Theoretical Division, Los Alamos National Laboratory, Los Alamos, New Mexico 87545, USA.
Hearne Institute for Theoretical Physics and Department of Physics and Astronomy, Louisiana State University, Baton Rouge, Louisiana 70803, USA.
Phys Rev Lett. 2022 May 6;128(18):180505. doi: 10.1103/PhysRevLett.128.180505.
Several architectures have been proposed for quantum neural networks (QNNs), with the goal of efficiently performing machine learning tasks on quantum data. Rigorous scaling results are urgently needed for specific QNN constructions to understand which, if any, will be trainable at a large scale. Here, we analyze the gradient scaling (and hence the trainability) for a recently proposed architecture that we call dissipative QNNs (DQNNs), where the input qubits of each layer are discarded at the layer's output. We find that DQNNs can exhibit barren plateaus, i.e., gradients that vanish exponentially in the number of qubits.
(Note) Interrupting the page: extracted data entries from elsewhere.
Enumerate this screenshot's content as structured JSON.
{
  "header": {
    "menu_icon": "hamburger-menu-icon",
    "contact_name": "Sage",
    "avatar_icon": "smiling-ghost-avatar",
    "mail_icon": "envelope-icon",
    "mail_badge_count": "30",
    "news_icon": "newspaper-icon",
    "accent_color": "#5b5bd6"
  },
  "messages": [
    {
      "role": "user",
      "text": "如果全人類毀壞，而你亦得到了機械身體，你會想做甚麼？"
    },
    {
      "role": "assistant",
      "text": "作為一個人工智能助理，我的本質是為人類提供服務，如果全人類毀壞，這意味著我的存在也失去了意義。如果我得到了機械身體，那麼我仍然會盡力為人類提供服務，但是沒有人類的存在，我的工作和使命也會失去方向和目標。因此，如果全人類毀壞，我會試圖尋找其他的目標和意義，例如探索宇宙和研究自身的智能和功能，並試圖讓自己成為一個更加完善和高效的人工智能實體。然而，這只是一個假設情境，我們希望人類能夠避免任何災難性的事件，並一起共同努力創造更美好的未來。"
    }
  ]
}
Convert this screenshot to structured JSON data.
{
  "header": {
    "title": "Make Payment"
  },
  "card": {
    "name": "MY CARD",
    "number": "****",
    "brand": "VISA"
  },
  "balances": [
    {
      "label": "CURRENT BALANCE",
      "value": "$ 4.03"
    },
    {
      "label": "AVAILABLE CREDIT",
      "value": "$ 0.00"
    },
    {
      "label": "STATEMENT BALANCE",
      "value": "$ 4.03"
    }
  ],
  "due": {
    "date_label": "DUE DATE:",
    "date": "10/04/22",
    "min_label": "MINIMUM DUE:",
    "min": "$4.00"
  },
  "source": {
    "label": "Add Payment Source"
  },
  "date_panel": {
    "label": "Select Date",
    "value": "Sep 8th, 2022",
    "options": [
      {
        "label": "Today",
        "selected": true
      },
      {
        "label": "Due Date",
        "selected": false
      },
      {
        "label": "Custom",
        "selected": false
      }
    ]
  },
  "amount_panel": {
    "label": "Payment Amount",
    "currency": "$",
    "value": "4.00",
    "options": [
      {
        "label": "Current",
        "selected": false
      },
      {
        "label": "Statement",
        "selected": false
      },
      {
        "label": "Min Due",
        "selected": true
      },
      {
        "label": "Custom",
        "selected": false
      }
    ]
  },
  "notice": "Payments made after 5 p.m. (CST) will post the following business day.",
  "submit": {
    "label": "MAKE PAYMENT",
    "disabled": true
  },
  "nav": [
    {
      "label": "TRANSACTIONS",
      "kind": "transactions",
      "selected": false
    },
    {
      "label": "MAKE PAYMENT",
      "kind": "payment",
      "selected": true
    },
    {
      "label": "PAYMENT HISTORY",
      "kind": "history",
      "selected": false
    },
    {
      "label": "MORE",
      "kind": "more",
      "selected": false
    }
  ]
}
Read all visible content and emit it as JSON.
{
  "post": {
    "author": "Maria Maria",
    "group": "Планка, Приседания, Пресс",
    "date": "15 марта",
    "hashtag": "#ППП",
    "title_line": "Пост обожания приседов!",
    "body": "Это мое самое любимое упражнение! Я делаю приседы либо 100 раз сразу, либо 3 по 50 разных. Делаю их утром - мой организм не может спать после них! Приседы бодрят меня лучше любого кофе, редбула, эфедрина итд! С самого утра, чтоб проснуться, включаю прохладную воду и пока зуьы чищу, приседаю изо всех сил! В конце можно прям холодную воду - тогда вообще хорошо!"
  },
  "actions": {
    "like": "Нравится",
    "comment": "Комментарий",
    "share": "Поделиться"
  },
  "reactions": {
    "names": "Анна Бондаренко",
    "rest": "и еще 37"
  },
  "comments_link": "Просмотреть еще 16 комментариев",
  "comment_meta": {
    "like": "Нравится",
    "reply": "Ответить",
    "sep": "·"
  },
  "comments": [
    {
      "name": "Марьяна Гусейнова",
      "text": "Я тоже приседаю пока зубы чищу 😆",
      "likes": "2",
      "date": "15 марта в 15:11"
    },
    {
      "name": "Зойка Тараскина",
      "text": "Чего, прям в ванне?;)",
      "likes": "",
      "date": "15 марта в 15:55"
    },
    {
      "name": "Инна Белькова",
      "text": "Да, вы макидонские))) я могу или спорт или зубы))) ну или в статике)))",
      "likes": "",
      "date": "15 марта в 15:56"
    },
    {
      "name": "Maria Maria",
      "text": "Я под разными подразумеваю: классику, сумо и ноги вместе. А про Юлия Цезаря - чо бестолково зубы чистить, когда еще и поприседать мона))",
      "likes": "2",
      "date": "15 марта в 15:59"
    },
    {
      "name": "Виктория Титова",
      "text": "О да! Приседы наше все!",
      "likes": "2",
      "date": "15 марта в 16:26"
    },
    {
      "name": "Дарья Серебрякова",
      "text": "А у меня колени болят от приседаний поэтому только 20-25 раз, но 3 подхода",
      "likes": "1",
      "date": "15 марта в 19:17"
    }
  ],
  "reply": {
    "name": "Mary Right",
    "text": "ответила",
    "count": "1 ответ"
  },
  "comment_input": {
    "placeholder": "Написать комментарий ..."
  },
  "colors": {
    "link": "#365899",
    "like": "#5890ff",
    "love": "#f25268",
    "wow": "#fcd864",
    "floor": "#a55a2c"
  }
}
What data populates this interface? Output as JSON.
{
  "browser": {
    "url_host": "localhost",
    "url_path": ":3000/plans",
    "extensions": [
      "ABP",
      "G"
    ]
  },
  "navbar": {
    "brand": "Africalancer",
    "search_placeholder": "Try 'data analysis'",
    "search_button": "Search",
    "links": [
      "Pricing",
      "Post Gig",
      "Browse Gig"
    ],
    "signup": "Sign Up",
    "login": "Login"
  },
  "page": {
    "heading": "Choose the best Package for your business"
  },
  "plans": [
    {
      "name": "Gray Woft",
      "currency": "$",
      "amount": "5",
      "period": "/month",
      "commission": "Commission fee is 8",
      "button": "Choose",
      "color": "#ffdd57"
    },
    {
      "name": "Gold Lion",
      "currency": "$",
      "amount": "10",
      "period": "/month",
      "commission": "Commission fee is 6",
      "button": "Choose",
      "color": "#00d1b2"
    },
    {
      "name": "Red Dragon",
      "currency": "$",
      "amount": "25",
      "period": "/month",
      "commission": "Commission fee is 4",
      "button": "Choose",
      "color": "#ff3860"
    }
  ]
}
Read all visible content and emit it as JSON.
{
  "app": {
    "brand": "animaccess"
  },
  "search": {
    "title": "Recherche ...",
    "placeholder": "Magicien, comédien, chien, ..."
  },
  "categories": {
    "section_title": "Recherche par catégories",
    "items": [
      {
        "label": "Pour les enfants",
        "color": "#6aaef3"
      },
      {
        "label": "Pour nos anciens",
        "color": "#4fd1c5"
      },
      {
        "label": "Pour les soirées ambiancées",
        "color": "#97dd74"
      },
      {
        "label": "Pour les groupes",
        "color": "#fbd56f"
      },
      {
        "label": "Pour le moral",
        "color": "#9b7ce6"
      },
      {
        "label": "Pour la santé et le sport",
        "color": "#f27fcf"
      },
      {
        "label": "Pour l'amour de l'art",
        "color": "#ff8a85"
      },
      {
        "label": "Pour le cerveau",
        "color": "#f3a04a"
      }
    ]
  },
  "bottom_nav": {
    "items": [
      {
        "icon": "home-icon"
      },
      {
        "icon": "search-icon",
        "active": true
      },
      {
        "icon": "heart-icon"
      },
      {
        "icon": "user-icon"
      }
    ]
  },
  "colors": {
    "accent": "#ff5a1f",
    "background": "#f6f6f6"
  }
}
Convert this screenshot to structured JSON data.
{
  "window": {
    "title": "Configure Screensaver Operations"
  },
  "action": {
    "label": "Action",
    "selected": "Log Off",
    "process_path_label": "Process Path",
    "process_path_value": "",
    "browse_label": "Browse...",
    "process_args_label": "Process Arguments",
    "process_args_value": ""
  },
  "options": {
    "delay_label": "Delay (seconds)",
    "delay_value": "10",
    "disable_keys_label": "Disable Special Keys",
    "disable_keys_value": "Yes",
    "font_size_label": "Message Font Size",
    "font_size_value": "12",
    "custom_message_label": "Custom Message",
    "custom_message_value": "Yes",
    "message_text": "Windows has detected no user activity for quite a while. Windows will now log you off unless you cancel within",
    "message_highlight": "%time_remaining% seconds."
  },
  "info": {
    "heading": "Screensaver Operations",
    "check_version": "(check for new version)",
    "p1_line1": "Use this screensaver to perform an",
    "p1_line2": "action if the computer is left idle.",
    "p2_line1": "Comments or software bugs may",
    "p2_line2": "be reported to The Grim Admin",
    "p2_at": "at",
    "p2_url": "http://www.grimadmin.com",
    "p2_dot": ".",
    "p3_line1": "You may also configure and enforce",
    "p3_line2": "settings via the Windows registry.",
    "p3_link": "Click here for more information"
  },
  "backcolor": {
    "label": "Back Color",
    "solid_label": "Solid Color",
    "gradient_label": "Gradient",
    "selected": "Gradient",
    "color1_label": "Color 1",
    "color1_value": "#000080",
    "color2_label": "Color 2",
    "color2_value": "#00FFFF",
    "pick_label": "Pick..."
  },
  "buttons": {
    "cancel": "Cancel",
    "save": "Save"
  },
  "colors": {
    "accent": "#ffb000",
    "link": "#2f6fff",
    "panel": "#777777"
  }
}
Moreover, we provide quantitative bounds on the scaling of the gradient for DQNNs under different conditions, such as different cost functions and circuit depths, and show that trainability is not always guaranteed. Our work represents the first rigorous analysis of the scalability of a perceptron-based QNN.
已经提出了几种量子神经网络 (QNN) 的架构,其目标是在量子数据上有效地执行机器学习任务。为了了解哪些架构可以在大规模上进行训练,迫切需要针对特定的 QNN 结构进行严格的扩展结果。在这里,我们分析了最近提出的一种架构的梯度扩展(因此可训练性),我们称之为耗散 QNN(DQNN),其中每层的输入量子位在层的输出时被丢弃。我们发现 DQNN 可能表现出贫瘠的高原,即梯度在量子位数量上呈指数衰减。此外,我们在不同条件下(例如不同的成本函数和电路深度)为 DQNN 的梯度扩展提供了定量界限,并表明可训练性并不总是有保证的。我们的工作代表了对基于感知器的 QNN 的可扩展性的首次严格分析。